Richard Wright QC, representing Mr Taghdi, opposed the application, telling the hearing his client was a vulnerable witness, suffering a “mild to moderate depressive illness”.

And he said Mr Taghdi had fears over his own and his family’s security if he appears as a witness and that having been questioned by police after the bombing and given a witness statement for the trial of Hashem Abedi, Salman’s co-conspirator younger brother, his evidence would have nothing to add.

However, Paul Greaney QC, counsel to the inquiry, said the criminal case was concerned with prosecuting Hashem Abedi, but the inquiry’s scope was wider and Mr Taghdi would be a key witness for Sir John Saunders.

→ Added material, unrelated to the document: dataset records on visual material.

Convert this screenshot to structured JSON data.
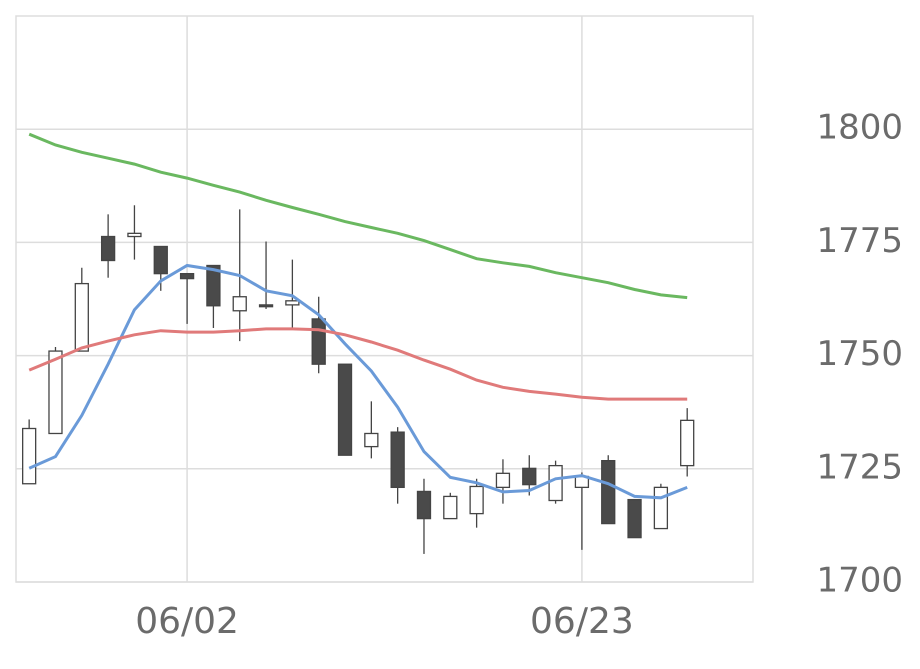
{
  "chart_data": {
    "type": "candlestick",
    "categories": [
      null,
      null,
      null,
      null,
      null,
      null,
      "06/02",
      null,
      null,
      null,
      null,
      null,
      null,
      null,
      null,
      null,
      null,
      null,
      null,
      null,
      null,
      "06/23",
      null,
      null,
      null,
      null
    ],
    "open": [
      1721.7,
      1732.8,
      1751.0,
      1776.3,
      1776.3,
      1774.1,
      1768.1,
      1769.9,
      1759.9,
      1761.2,
      1761.2,
      1758.1,
      1748.1,
      1729.9,
      1733.1,
      1720.0,
      1714.0,
      1715.1,
      1720.9,
      1725.1,
      1718.0,
      1720.9,
      1726.8,
      1718.2,
      1711.8,
      1725.7
    ],
    "high": [
      1735.9,
      1751.9,
      1769.4,
      1781.2,
      1783.2,
      1774.1,
      1768.1,
      1769.9,
      1782.3,
      1775.2,
      1771.2,
      1763.0,
      1748.1,
      1739.9,
      1734.2,
      1722.8,
      1719.7,
      1722.8,
      1727.1,
      1728.0,
      1726.8,
      1724.2,
      1728.0,
      1718.2,
      1721.7,
      1738.4
    ],
    "low": [
      1721.7,
      1732.8,
      1751.0,
      1767.2,
      1771.2,
      1764.3,
      1757.0,
      1756.1,
      1753.2,
      1760.3,
      1755.9,
      1746.1,
      1728.0,
      1727.3,
      1717.3,
      1706.2,
      1714.0,
      1712.0,
      1717.3,
      1719.1,
      1717.3,
      1707.1,
      1712.9,
      1709.8,
      1711.8,
      1723.3
    ],
    "close": [
      1733.9,
      1751.0,
      1765.9,
      1771.0,
      1777.0,
      1768.1,
      1767.0,
      1761.0,
      1763.0,
      1760.8,
      1762.1,
      1748.1,
      1728.0,
      1732.8,
      1720.9,
      1714.0,
      1718.9,
      1721.1,
      1724.0,
      1721.5,
      1725.7,
      1723.3,
      1712.9,
      1709.8,
      1720.9,
      1735.7
    ],
    "up_color": "#ffffff",
    "down_color": "#4a4a4a",
    "series": [
      {
        "color": "#6a9ad8",
        "values": [
          1725.1,
          1727.7,
          1736.8,
          1748.1,
          1760.1,
          1766.5,
          1769.9,
          1769.0,
          1767.7,
          1764.3,
          1763.2,
          1759.0,
          1752.6,
          1746.6,
          1738.6,
          1728.8,
          1723.1,
          1721.9,
          1719.9,
          1720.2,
          1722.8,
          1723.5,
          1721.7,
          1718.9,
          1718.6,
          1720.9
        ]
      },
      {
        "color": "#e07a7a",
        "values": [
          1746.8,
          1749.2,
          1751.7,
          1753.2,
          1754.6,
          1755.5,
          1755.2,
          1755.2,
          1755.5,
          1755.9,
          1755.9,
          1755.7,
          1754.6,
          1753.0,
          1751.2,
          1749.0,
          1747.0,
          1744.6,
          1743.0,
          1742.1,
          1741.5,
          1740.8,
          1740.4,
          1740.4,
          1740.4,
          1740.4
        ]
      },
      {
        "color": "#6ab860",
        "values": [
          1798.9,
          1796.5,
          1794.9,
          1793.6,
          1792.3,
          1790.5,
          1789.2,
          1787.6,
          1786.1,
          1784.3,
          1782.7,
          1781.2,
          1779.6,
          1778.3,
          1777.0,
          1775.4,
          1773.4,
          1771.4,
          1770.5,
          1769.7,
          1768.3,
          1767.2,
          1766.1,
          1764.6,
          1763.4,
          1762.8
        ]
      }
    ],
    "ylim": [
      1700,
      1825
    ],
    "yticks": [
      1700,
      1725,
      1750,
      1775,
      1800
    ],
    "grid": true
  }
}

Mr Greaney said: “He has evidence of critical importance to give to the inquiry. He was a childhood friend of Salman Abedi and he is therefore singularly well placed to describe Abedi’s journey towards radicalisation.”

He told the court the inquiry was also “very interested” in what was discussed when Mr Taghdi and Salman Abedi visited Abdallah in prison.

And he said he was a witness of “considerable significance” adding that Mr Taghdi was seen to visit the area where the Nissan Micra car was kept in the five weeks Salman Abedi was in Libya before returning to collect the bomb components from the car and carry out the attack.

Mr Greaney said Mr Taghdi had been given “every chance” to co-operate with the inquiry but failed to do so.

Mr Taghdi, from Manchester, was arrested and questioned after the bombing but never charged with any offence and denies involvement or knowledge of the bomb plot by Salman and his brother Hashem Abedi.

Mr Justice Jacobs granted the application for the order, backed by an arrest warrant should he not attend.

He added: “It is beyond sensible argument that the respondent (Mr Taghdi) has relevant evidence he can give to the inquiry.

“It is justified in the circumstances of the present case so we will make the order which has been requested.”

Ismail Abedi, the bomb plotters’ older brother, and Abdalraouf Abdallah, are both due to give evidence next week, having initially declined to do so. Lawyers for Abdallah told the inquiry on Thursday he will not answer any questions if he is forced to attend.

It is not yet known if any of them will attend the inquiry, which reconvenes on Monday.